Juliette seemed happy working at Eve St John’s on Green Lanes – an odd little establishment, comprised of two shops side by side, one selling electrical goods
and ladies’ hosiery (a rather alarming combination Aldous always felt), the other toys. Aldous had begun to wonder if Janus had set a pattern that the rest of his children would follow, throwing away academic brilliance for a career in menial employment. Janus had been a gasman, a telephonist, and now worked in a builders’ merchants, bagging and weighing nails for the carpenters of North London. James had at least gone to university after two years of drifting from one dead-end job to another.
Bill, too, had decided not to make use of his lively and intelligent mind, opting instead for the undemanding world of semiskilled labour. He had been a steeplejack when he’d first wooed Juliette, impressing her by knocking back salt-laden cocktails in the public bar of The Carpenters Arms, a rough, noisy pub in Wood Green where Juliette, who, at fifteen, had grown from a tousled tomboy into a considerable beauty, drank illegally with other underage friends. She had fallen, so Aldous understood, for his public bar sophistication, his oratory, the glamour of his political radicalism, his skill as an artist, his wit. Juliette had told her father how different Bill was from other men she knew.
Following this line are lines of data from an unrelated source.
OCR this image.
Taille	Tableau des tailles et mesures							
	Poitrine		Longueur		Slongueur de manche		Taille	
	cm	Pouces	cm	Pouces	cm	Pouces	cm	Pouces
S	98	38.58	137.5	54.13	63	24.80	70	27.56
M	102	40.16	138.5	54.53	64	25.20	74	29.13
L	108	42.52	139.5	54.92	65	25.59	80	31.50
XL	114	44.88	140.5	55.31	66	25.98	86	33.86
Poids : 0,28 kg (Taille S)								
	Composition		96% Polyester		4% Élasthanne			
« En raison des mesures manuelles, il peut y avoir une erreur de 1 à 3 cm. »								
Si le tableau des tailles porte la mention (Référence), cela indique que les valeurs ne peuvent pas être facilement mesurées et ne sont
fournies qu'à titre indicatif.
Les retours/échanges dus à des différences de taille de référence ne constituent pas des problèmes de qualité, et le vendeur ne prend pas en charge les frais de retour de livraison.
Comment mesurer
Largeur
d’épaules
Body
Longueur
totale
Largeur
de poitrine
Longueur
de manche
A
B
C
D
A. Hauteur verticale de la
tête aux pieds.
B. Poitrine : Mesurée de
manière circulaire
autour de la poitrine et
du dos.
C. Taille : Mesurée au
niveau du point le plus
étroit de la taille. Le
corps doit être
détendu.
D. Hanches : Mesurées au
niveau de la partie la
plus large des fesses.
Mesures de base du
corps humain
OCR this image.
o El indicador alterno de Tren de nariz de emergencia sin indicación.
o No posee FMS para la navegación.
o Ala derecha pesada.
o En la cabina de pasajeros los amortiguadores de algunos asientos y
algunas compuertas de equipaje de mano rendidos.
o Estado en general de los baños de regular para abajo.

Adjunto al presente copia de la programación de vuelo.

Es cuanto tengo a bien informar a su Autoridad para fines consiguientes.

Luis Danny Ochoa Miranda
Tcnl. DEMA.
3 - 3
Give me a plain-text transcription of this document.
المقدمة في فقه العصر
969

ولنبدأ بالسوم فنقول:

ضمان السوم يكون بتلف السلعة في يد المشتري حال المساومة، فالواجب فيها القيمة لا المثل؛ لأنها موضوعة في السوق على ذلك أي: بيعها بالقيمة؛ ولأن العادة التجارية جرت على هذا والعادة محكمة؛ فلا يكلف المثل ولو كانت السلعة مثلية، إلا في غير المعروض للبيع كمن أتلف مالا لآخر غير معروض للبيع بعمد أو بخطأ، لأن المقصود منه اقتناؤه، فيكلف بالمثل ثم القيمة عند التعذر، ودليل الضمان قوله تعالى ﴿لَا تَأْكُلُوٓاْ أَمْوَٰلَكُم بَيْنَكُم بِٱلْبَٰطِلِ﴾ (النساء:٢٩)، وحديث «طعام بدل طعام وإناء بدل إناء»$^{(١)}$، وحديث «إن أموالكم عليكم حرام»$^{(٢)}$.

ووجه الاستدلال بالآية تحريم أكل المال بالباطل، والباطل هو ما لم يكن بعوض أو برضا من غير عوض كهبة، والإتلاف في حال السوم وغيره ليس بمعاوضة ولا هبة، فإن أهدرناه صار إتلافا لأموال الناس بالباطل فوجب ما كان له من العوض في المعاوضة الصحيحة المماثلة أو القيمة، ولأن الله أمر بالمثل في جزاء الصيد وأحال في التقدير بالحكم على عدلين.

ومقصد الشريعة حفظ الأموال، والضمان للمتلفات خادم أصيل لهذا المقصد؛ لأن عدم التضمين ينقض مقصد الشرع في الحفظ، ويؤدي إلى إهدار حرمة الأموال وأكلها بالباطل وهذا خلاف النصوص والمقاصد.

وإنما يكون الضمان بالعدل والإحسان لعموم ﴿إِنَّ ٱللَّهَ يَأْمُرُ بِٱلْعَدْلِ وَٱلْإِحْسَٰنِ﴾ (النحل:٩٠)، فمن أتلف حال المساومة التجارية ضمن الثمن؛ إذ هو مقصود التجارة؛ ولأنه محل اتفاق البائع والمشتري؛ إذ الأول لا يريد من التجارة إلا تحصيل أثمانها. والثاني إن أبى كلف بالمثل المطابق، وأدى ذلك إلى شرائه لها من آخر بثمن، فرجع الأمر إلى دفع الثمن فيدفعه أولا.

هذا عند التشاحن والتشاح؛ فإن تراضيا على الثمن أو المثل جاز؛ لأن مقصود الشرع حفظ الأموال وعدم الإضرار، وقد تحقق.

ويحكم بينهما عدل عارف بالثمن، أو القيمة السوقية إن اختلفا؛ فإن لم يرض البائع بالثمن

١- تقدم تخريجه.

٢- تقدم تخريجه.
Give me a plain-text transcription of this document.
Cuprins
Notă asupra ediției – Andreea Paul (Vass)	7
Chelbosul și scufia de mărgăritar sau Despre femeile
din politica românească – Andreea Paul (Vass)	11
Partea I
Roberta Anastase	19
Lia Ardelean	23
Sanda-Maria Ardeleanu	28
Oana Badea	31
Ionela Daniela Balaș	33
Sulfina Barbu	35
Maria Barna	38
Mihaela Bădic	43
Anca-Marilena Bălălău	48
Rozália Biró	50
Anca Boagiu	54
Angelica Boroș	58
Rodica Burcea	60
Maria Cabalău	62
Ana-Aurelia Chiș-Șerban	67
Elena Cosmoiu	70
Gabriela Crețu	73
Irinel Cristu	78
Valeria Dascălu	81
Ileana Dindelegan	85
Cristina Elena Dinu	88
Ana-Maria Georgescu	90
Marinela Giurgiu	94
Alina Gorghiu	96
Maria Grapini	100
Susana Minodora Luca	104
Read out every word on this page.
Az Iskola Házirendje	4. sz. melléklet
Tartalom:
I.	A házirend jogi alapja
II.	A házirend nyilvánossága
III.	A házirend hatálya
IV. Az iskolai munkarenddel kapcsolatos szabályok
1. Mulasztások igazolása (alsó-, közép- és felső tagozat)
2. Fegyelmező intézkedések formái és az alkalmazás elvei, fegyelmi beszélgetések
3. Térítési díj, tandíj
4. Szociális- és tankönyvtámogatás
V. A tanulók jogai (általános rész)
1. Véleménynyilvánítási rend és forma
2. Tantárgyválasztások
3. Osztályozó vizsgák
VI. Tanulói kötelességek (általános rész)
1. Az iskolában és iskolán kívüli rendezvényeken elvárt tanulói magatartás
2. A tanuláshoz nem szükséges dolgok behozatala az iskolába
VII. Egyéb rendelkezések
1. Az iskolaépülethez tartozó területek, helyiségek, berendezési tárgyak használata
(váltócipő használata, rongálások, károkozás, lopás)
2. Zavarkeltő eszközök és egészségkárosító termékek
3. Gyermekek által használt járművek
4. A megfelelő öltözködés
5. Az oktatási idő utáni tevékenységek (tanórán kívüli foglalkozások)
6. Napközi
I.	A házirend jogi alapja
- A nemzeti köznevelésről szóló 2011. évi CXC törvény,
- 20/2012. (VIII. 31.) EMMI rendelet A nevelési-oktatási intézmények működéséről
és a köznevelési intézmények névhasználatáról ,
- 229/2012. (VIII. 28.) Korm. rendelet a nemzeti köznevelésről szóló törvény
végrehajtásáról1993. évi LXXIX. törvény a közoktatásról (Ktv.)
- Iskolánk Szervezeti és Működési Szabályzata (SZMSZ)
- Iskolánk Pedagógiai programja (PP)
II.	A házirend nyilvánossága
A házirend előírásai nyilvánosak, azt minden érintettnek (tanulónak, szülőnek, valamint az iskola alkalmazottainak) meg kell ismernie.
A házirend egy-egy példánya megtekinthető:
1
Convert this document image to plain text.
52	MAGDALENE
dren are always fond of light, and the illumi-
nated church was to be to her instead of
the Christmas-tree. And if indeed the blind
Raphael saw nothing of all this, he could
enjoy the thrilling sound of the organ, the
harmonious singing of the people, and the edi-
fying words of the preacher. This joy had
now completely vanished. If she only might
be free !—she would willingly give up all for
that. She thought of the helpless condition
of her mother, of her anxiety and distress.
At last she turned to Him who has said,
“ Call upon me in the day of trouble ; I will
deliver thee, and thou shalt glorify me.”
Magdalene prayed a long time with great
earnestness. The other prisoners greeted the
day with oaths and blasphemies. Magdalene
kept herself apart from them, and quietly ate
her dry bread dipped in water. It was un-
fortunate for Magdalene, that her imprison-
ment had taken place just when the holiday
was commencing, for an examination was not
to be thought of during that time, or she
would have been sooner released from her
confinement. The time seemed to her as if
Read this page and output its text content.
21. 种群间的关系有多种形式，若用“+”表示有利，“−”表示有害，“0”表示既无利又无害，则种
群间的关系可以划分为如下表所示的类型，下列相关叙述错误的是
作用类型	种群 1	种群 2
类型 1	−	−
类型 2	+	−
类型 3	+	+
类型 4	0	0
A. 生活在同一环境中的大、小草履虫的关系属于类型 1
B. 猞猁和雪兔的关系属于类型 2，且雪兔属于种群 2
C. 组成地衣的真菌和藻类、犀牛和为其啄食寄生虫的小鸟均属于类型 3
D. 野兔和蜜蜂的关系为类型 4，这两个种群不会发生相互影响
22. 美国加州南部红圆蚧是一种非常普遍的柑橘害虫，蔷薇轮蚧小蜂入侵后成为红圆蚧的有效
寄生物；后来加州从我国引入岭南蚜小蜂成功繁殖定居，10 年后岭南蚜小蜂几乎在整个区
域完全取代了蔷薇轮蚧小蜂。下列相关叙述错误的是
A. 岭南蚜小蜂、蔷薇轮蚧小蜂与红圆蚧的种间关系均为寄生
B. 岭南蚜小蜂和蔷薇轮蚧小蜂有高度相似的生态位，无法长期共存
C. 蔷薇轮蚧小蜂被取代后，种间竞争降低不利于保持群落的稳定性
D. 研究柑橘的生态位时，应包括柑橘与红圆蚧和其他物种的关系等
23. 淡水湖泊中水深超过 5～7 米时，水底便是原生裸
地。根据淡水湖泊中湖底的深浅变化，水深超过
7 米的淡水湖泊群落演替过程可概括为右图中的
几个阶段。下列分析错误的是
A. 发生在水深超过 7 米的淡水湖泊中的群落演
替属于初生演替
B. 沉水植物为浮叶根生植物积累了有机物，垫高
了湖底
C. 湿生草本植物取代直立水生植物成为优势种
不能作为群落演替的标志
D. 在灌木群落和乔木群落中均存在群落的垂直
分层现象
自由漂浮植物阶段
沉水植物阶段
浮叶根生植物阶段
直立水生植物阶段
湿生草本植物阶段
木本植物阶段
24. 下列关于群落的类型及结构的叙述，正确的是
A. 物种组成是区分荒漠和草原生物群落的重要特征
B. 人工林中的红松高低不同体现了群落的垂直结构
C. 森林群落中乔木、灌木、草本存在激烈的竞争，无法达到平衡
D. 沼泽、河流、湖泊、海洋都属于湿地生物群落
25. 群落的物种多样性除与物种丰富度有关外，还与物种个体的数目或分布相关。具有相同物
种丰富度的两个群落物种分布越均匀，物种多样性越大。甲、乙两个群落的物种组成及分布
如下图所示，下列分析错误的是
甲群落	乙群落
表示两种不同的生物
He looked much older than his years, being lushly bearded in the manner of a sage of the revolution – he wore corduroy jackets decorated with small enamelled badges of the trade unions to which he didn’t belong – and Communist icons (a clenched fist, Lenin in profile). A pipe smoker, he always wore ties, which in these times of shabby informality made him seem quaintly anachronistic. He had an untutored but genuine artistic talent which found its most fruitful outlet in the reproductions he would make, in oils on blocks of wood, of Russian religious icons. In the long arguments between Juliette and her parents that presaged her wedding, Aldous began to understand how impressive Bill must have seemed to a girl whose previous boyfriends had been drippy sixth formers and pimply students. Here was a man who by day scaled the few industrial chimneys there were left in north London, who had raised the steel flue that carried away the fumes of incinerated limbs at the East Edmonton Hospital (a story he always liked to tell), while by evening with callused, chapped fingers he painted the delicate, mantis-like hands of Russian Orthodox iconography.